At the time it was released in 1966, The Velvet Underground & Nico was noted for dealing with the issue of drugs more directly than anything else out there. The tracks "I'm Waiting for the Man" and "Heroin" were about overtly about drugs, and several other songs on the album addressed the subject more obliquely.
"Heroin" remains the album's best-known song, and perhaps one of rock's most famous drug songs of all time. The Velvet Underground got plenty of bad press for the lyrics, with lines like "Heroin, it's my wife and it's my life" and "it makes me feel like I'm a man when I put a spike into my vein" causing many to hear the song as a simple glorification of drug use.
But songwriter Lou Reed has defended his words, saying that he had only the intention of giving an "accurate reflection" of the drug subculture of New York, showing both its allure and, just as starkly, its consequences. (And really, who wants heroin to be his wife and his life?) Nevertheless, listeners and the media personalities who are so inclined to judge these things have at times labeled the song a decadent endorsement of heroin use. Apocryphal tales of users overdosing while "Heroin" is playing on their record players are widespread. The song has become known as must-have for heroin users all over.
The irony, for those who would hear "Heroin" as a pro-heroin anthem, is that the lyrics are really, really bleak. Lou Reed's words in the song are those of a person who is nihilistic, unstable, and borderline incoherent. And worst of all, none of this seems to bother him much.
Reed bounces back and forth between four different themes in the course of the song. First, there are times when the focus is seemingly on celebrating heroin use, as in, "'Cause it makes me feel like I'm a man when I put a spike into my vein."
Second, and more frequently, Reed seems depressingly and problematically nihilistic about his heroin use. The drug is equated with nullifying his very life, "be[ing] the death of me." And he seems to enjoy his own sense of meaninglessness. "Then thank God that I'm as good as dead / Then thank God that I'm not aware / And thank God that I just don't care," he sings.
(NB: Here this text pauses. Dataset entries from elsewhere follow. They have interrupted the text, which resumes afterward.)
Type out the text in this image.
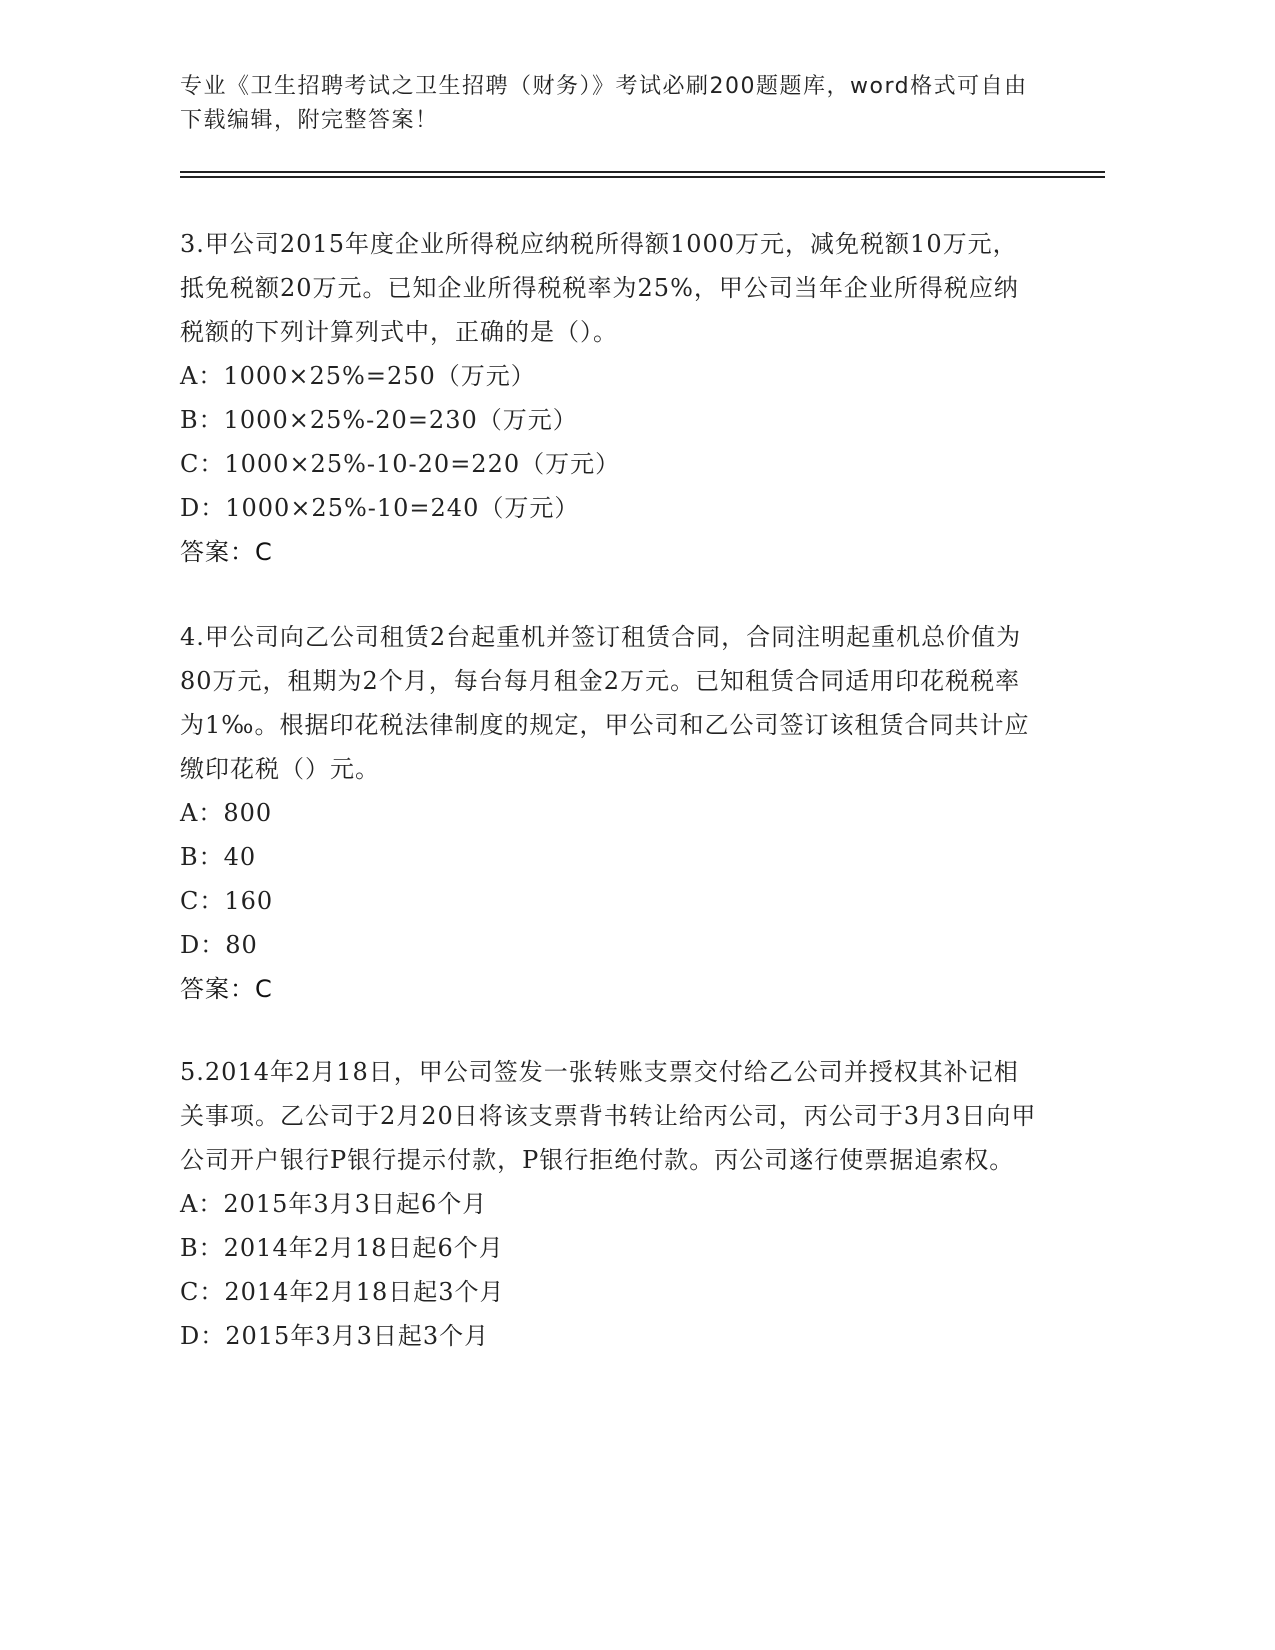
专业《卫生招聘考试之卫生招聘（财务）》考试必刷200题题库，word格式可自由下载编辑，附完整答案！
3.甲公司2015年度企业所得税应纳税所得额1000万元，减免税额10万元，抵免税额20万元。已知企业所得税税率为25%，甲公司当年企业所得税应纳税额的下列计算列式中，正确的是（）。
A：1000×25%=250（万元）
B：1000×25%-20=230（万元）
C：1000×25%-10-20=220（万元）
D：1000×25%-10=240（万元）
答案：C
4.甲公司向乙公司租赁2台起重机并签订租赁合同，合同注明起重机总价值为80万元，租期为2个月，每台每月租金2万元。已知租赁合同适用印花税税率为1‰。根据印花税法律制度的规定，甲公司和乙公司签订该租赁合同共计应缴印花税（）元。
A：800
B：40
C：160
D：80
答案：C
5.2014年2月18日，甲公司签发一张转账支票交付给乙公司并授权其补记相关事项。乙公司于2月20日将该支票背书转让给丙公司，丙公司于3月3日向甲公司开户银行P银行提示付款，P银行拒绝付款。丙公司遂行使票据追索权。
A：2015年3月3日起6个月
B：2014年2月18日起6个月
C：2014年2月18日起3个月
D：2015年3月3日起3个月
The third theme is escape. Heroin is known to give users a sense of relaxation and euphoria. Euphoria is a rare, almost non-existent feeling in everyday life. Relaxation, too, is fleeting. Perhaps self-destruction, through drug use, is a means of escape. Reed sings, "I wish that I was born a thousand years ago...that I'd sail the darkened seas... Away from the big city," creating an elaborate fantasy that celebrates an isolated and peaceful life. Where these fantasy lands are longed for, Reed makes the real world into a sort of antagonist. The town he's living in, New York CIty, is filled with "evil"—perhaps the heroin itself—and is a place "where a man cannot be free." The "jim-jims," the "politicians makin' crazy sounds," "everybody puttin' everybody else down," and the Vietnam War are all negative forces that the lyrics invoke to justify the need to escape. Perhaps the strife of day-to-day life is the cause of heroin use, and perhaps the heroin use is, in turn, the cause of much of that day-to-day strife. So, let's all just pretend to sail away.
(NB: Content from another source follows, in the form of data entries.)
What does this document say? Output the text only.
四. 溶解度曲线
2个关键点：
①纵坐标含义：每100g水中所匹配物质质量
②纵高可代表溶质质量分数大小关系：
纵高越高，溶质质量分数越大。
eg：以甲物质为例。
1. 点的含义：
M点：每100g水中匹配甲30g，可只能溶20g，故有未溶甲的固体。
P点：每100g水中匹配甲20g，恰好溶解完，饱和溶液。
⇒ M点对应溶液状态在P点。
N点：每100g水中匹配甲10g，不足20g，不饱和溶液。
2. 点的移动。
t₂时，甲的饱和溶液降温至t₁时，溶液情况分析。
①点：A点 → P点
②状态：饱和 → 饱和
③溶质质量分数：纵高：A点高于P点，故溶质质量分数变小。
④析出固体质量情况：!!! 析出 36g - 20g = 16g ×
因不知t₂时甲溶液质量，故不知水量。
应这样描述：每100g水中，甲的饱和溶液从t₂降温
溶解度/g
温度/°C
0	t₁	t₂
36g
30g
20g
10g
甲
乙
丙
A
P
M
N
But then, nothing is totally clear, and that's the song's fourth and final theme, stated clearly in the repeated refrain, "I guess that I just don't know," which ends all but one of the stanzas. It could be that Reed is conveying his lack of interest in anything through the refrain, but something darker might be at play. Each stanza sort of rises in action, just as the music does. The last stanza, for example, begins rather plainly, and then gets this vigorous sense of energy through Lou Reed's use of repetition. The word "blood" is repeated in two consecutive lines, and the following three lines are all variations of "thank God that I'm..."
It's just like when someone excitedly tells you a story; it ends up being a bunch of "and thens" thrown together. But at the end of this stanza, as with the others, whatever Reed had to say gets cut off by, "I guess I just don't know." At times, he seems toe be just starting to form a thought when the refrain disrupts the grammar of the sentence. These incomplete thoughts signal perhaps the most negative lyrical aspect of the song. The speaker seems incapable of conveying what he is attempting to say.
Jim Morrison of the Doors said—before he died of heroin use—that drugs are a gamble with your mind. Jimi Hendrix—who choked to death on his own vomit after taking too many sleeping pills—said that the thing he missed most after using drugs was his mind. The broken sentences that end Reed's stanzas here hint at the danger of following Morrison and Hendrix down that tragic path.